Sekiranya merujuk kepada Undang-undang (UU) Nomor 14 Tahun 2005 tentang Guru dan Dosen, memang pada bagian kedua tentang hak dan kewajiban, pasal 14, ayat (1) point a, ditegaskan bahwa; dalam melaksanakan tugas keprofesionalan, guru berhak memperoleh penghasilan di atas kebutuhan hidup minimum dan jaminan kesejahteraan sosial. Sayangnya, ini hanya berlaku bagi mereka guru PNS.
Lebih jauh lagi, di lapangan ternyata pembebanan kewajiban dan tugas untuk guru honorer, tuntutan disiplin, persiapan pembelajaran dan tugas lainnya sama dengan guru PNS. Bahkan banyak kita temukan bahwa betapa berat tugas yang dibebankan ke pundak guru honorer yang terkadang melebihi tugas dan tanggung jawab guru PNS itu sendiri. penulis pernah berbincang-bincang dengan seseorang yang tinggal di wilayah ketapang kecamatan Linge Aceh Tengah.
Ceritanya, suatu saat dia diminta untuk mengajar pendidikan agama di SD wilayah tersebut karena guru Agama PNS di sana tidak aktif dengan alasan terlalu jauh dari tempat dia tinggal. Walhasil, pendidikan agama akhirnya ditangani sebagian besarnya oleh guru honorer tersebut, bahkan sampai persiapan menghadapi Ujian Akhir Sekolah (UAS) untuk pelajaran Pendidikan Agama Islam (PAI). Di balik itu, taukah kita bahwa yang menerima gaji rutin dari pemerintah adalah guru PNS yang malas, sementara guru honorer tadi hanya mendapatkan gaji Rp. 50.000/bulan, itupun diterima triwulan. Ya, begitulah manusia, urusan kerja kalau bisa minimalis, namun giliran pendapatan maunya maksimalis.
Kuat dugaan kita, bahwa kasus di atas tidak hanya terjadi di satu tempat, melainkan terjadi di banyak tempat. Guru honorer yang dengan keterbatasan dikomando sedemikian rupa untuk memenuhi kewajibannya, sementara hak mereka diabaikan begitu saja, karena barangkali kita menganggap dia bukan manusia yang butuh makan, pakaian dan sebagainya.

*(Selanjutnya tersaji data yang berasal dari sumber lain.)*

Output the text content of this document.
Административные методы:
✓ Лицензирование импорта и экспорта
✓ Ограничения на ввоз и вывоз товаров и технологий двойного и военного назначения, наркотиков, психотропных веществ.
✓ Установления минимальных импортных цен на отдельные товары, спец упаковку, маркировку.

Lalu siapa yang peduli dengan nasib guru honorer?, jika terus berharap kepada pemerintah, kelihatannya kita akan terganjal dengan pengkajian, perencanaan, pengesahan peraturan mengenai gaji untuk guru honorer yang membutuhkan waktu lama dan penuh prosedur. Kita tidak tau, apakah setelah ketua PGRI mengusulkan standar gaji untuk guru honorer, pemerintah langsung merespon dan bereaksi mengkajinya secara serius, ataukah dimanfaatkan sebagai amunisi politik untuk promosi kekuasaan jelang 2014. Semoga tidak.
Menyejahterakan guru honorer
Untuk sementara dapat dipastikan bahwa belum ada garansi dari pemerintah mengenai standar gaji guru honor, kita tidak terlalu berharap banyak. Jika demikian harus ada alternatif lain dalam upaya menyejahterakan guru honorer dengan tidak mengandalkan pemerintah, tapi lebih kepada upaya internal antar guru itu sendiri.

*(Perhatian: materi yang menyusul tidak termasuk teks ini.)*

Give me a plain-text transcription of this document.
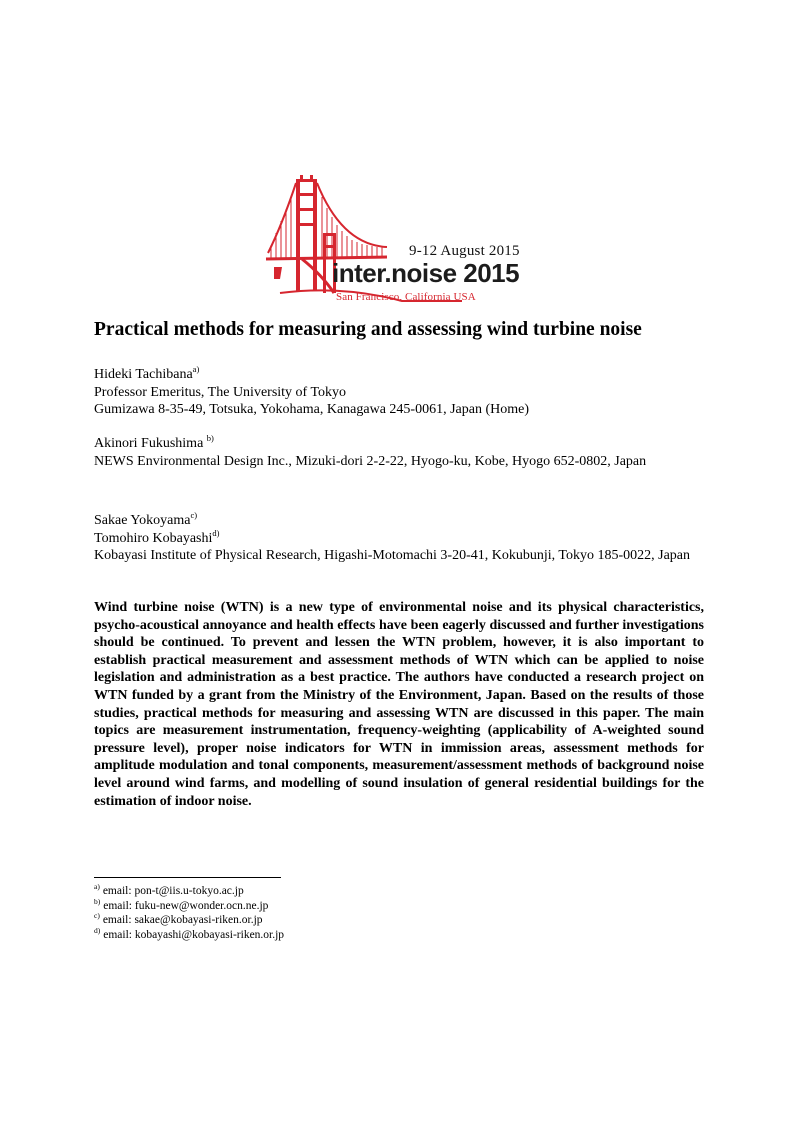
9-12 August 2015
inter.noise 2015
San Francisco, California USA
Practical methods for measuring and assessing wind turbine noise

Hideki Tachibana$^{a)}$

Professor Emeritus, The University of Tokyo

Gumizawa 8-35-49, Totsuka, Yokohama, Kanagawa 245-0061, Japan (Home)

Akinori Fukushima $^{b)}$

NEWS Environmental Design Inc., Mizuki-dori 2-2-22, Hyogo-ku, Kobe, Hyogo 652-0802, Japan

Sakae Yokoyama$^{c)}$

Tomohiro Kobayashi$^{d)}$

Kobayasi Institute of Physical Research, Higashi-Motomachi 3-20-41, Kokubunji, Tokyo 185-0022, Japan

Wind turbine noise (WTN) is a new type of environmental noise and its physical characteristics, psycho-acoustical annoyance and health effects have been eagerly discussed and further investigations should be continued. To prevent and lessen the WTN problem, however, it is also important to establish practical measurement and assessment methods of WTN which can be applied to noise legislation and administration as a best practice. The authors have conducted a research project on WTN funded by a grant from the Ministry of the Environment, Japan. Based on the results of those studies, practical methods for measuring and assessing WTN are discussed in this paper. The main topics are measurement instrumentation, frequency-weighting (applicability of A-weighted sound pressure level), proper noise indicators for WTN in immission areas, assessment methods for amplitude modulation and tonal components, measurement/assessment methods of background noise level around wind farms, and modelling of sound insulation of general residential buildings for the estimation of indoor noise.

$^{a)}$ email: pon-t@iis.u-tokyo.ac.jp

$^{b)}$ email: fuku-new@wonder.ocn.ne.jp

$^{c)}$ email: sakae@kobayasi-riken.or.jp

$^{d)}$ email: kobayashi@kobayasi-riken.or.jp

Hemat penulis, ada dua alternatif yang dapat ditawarkan dan layak kita diskusikan terkait dengan gaji guru honorer; pertama, pemanfaatan dana zakat profesi guru. Kita tau bahwa guru PNS selama ini sudah dibebankan zakat sebesar 2.5 persen per bulannya. Mengapa dana ini tidak coba kita manfaatkan untuk membantu pembiayaan gaji guru honorer. Masalah ke kategori dan senif apa guru honorer dimasukkan dalam zakat, barangkali kita membutuhkan ijma dan fatwa ulama untuk masalah ini. Jelasnya, membayar gaji guru honorer dari zakat profesi guru sangat layak kita pertimbangkan dan kalau bisa secepatnya dapat direalisasikan.
Kalkulasinya, satu guru yang membayar zakat profesi dari total gaji Rp 4.000.000,- misalnya, maka jumlah zakat yang dikeluarkanya adalah 2.5 persen dari total gaji, sekitar Rp 100.000,-/bulannya. Maka jika batas minimal gaji guru honorer Rp 400.000,-/bulannya, empat guru PNS sudah cukup untuk membiayainya. Penulis tidak tau persis berapa jumlah guru PNS dan guru honorer semuanya, namun penulis yakin guru PNS pasti jauh lebih banyak. Artinya jika gaji guru honorer diplot dari zakat profesi, jelas tidak akan menemukan kesulitan yang berarti.
Di sisi lain, penyaluran dana zakat profesi selama ini (contohkan saja di Aceh Tengah), tampaknya belum begitu professional dan terarah dengan baik. Untuk itu, kiranya mengkaji manajemen penyaluran zakat adalah sebuah keniscayaan dan mewacanakan pembayaran gaji guru honorer dari dana profesi guru menjadi salah satu agendanya.
Tawaran yang kedua adalah gaji guru honorer diambil dari infak guru PNS setiap bulannya. Hal ini sebenarnya tidak jauh dengan tawaran pertama, di mana sumber sama-sama dari guru. Hanya saja, jika zakat memang sudah dikelola oleh Badan Baitul Mal (BBM), namun jika dana tersebut dalam bentuk infak guru PNS maka belum jelas siapa yang pantas mengelolanya.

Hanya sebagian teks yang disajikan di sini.